With Tanzu Kubernetes Grid, you can deploy Kubernetes clusters across software-defined datacenters (SDDC) and public cloud environments, including vSphere, Microsoft Azure, and Amazon EC2, providing organizations a consistent, upstream-compatible, regional Kubernetes substrate that is ready for end-user workloads and ecosystem integrations.
In this post, I will explain the detailed steps to deploy TKG cluster on Azure (version: 1.5.2) by using separate VNETs for Management and workload clusters with NAT Gateway. I have tried to put together the components used in this demo as a simple architecture and I hope this helps you to understand how each of them talk to each other.
Architecture
Prepare the setup
Create VNET, subnets and NAT gateway for management cluster
Login to Azure portal > Virtual networks > Create
Note: create new resource group or select an existing one, It is recommended to isolate the resources, so I choose to create new resource group(capv-mgmt-RG).
Click on Next: Ip Addresses
Provide IPv4 address space as shown below, followed by create subnets with min /28 CIDR for each
Review + Create > Create
In Azure portal, Navigate to NAT gateways > Create >
Click on Next: Outbound IP
create a new public IP address as below and click OK
Click on Next: Subnet
select the management vnet from drop down and select subnets created earlier.
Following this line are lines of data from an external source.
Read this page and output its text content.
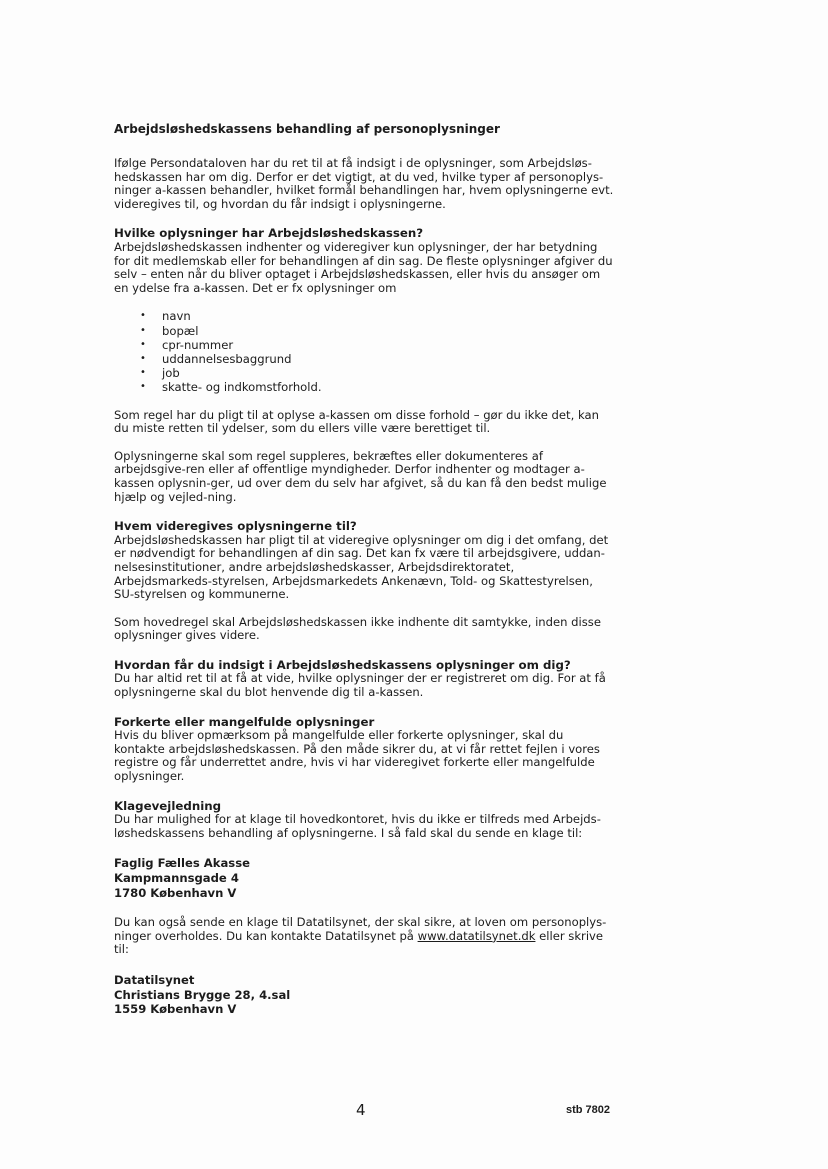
Arbejdsløshedskassens behandling af personoplysninger

Ifølge Persondataloven har du ret til at få indsigt i de oplysninger, som Arbejdsløs-hedskassen har om dig. Derfor er det vigtigt, at du ved, hvilke typer af personoplys-ninger a-kassen behandler, hvilket formål behandlingen har, hvem oplysningerne evt. videregives til, og hvordan du får indsigt i oplysningerne.

Hvilke oplysninger har Arbejdsløshedskassen?

Arbejdsløshedskassen indhenter og videregiver kun oplysninger, der har betydning for dit medlemskab eller for behandlingen af din sag. De fleste oplysninger afgiver du selv – enten når du bliver optaget i Arbejdsløshedskassen, eller hvis du ansøger om en ydelse fra a-kassen. Det er fx oplysninger om

• navn
• bopæl
• cpr-nummer
• uddannelsesbaggrund
• job
• skatte- og indkomstforhold.

Som regel har du pligt til at oplyse a-kassen om disse forhold – gør du ikke det, kan du miste retten til ydelser, som du ellers ville være berettiget til.

Oplysningerne skal som regel suppleres, bekræftes eller dokumenteres af arbejdsgive-ren eller af offentlige myndigheder. Derfor indhenter og modtager a-kassen oplysnin-ger, ud over dem du selv har afgivet, så du kan få den bedst mulige hjælp og vejled-ning.

Hvem videregives oplysningerne til?

Arbejdsløshedskassen har pligt til at videregive oplysninger om dig i det omfang, det er nødvendigt for behandlingen af din sag. Det kan fx være til arbejdsgivere, uddan-nelsesinstitutioner, andre arbejdsløshedskasser, Arbejdsdirektoratet, Arbejdsmarkeds-styrelsen, Arbejdsmarkedets Ankenævn, Told- og Skattestyrelsen, SU-styrelsen og kommunerne.

Som hovedregel skal Arbejdsløshedskassen ikke indhente dit samtykke, inden disse oplysninger gives videre.

Hvordan får du indsigt i Arbejdsløshedskassens oplysninger om dig?

Du har altid ret til at få at vide, hvilke oplysninger der er registreret om dig. For at få oplysningerne skal du blot henvende dig til a-kassen.

Forkerte eller mangelfulde oplysninger

Hvis du bliver opmærksom på mangelfulde eller forkerte oplysninger, skal du kontakte arbejdsløshedskassen. På den måde sikrer du, at vi får rettet fejlen i vores registre og får underrettet andre, hvis vi har videregivet forkerte eller mangelfulde oplysninger.

Klagevejledning

Du har mulighed for at klage til hovedkontoret, hvis du ikke er tilfreds med Arbejds-løshedskassens behandling af oplysningerne. I så fald skal du sende en klage til:

Faglig Fælles Akasse

Kampmannsgade 4

1780 København V

Du kan også sende en klage til Datatilsynet, der skal sikre, at loven om personoplys-ninger overholdes. Du kan kontakte Datatilsynet på www.datatilsynet.dk eller skrive til:

Datatilsynet

Christians Brygge 28, 4.sal

1559 København V

4	stb 7802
Note: I do not want to use NAT gateway for bootstrap vm, so left it unchecked.
Review + Create > Create
Create Resource group, VNET, subnets and NAT gateway for workload cluster
Login to Azure portal > Virtual networks > Create
Note: create new resource group or select an existing one, It is recommended to isolate the resources, so I choose to create new resource group (capv-workload-RG)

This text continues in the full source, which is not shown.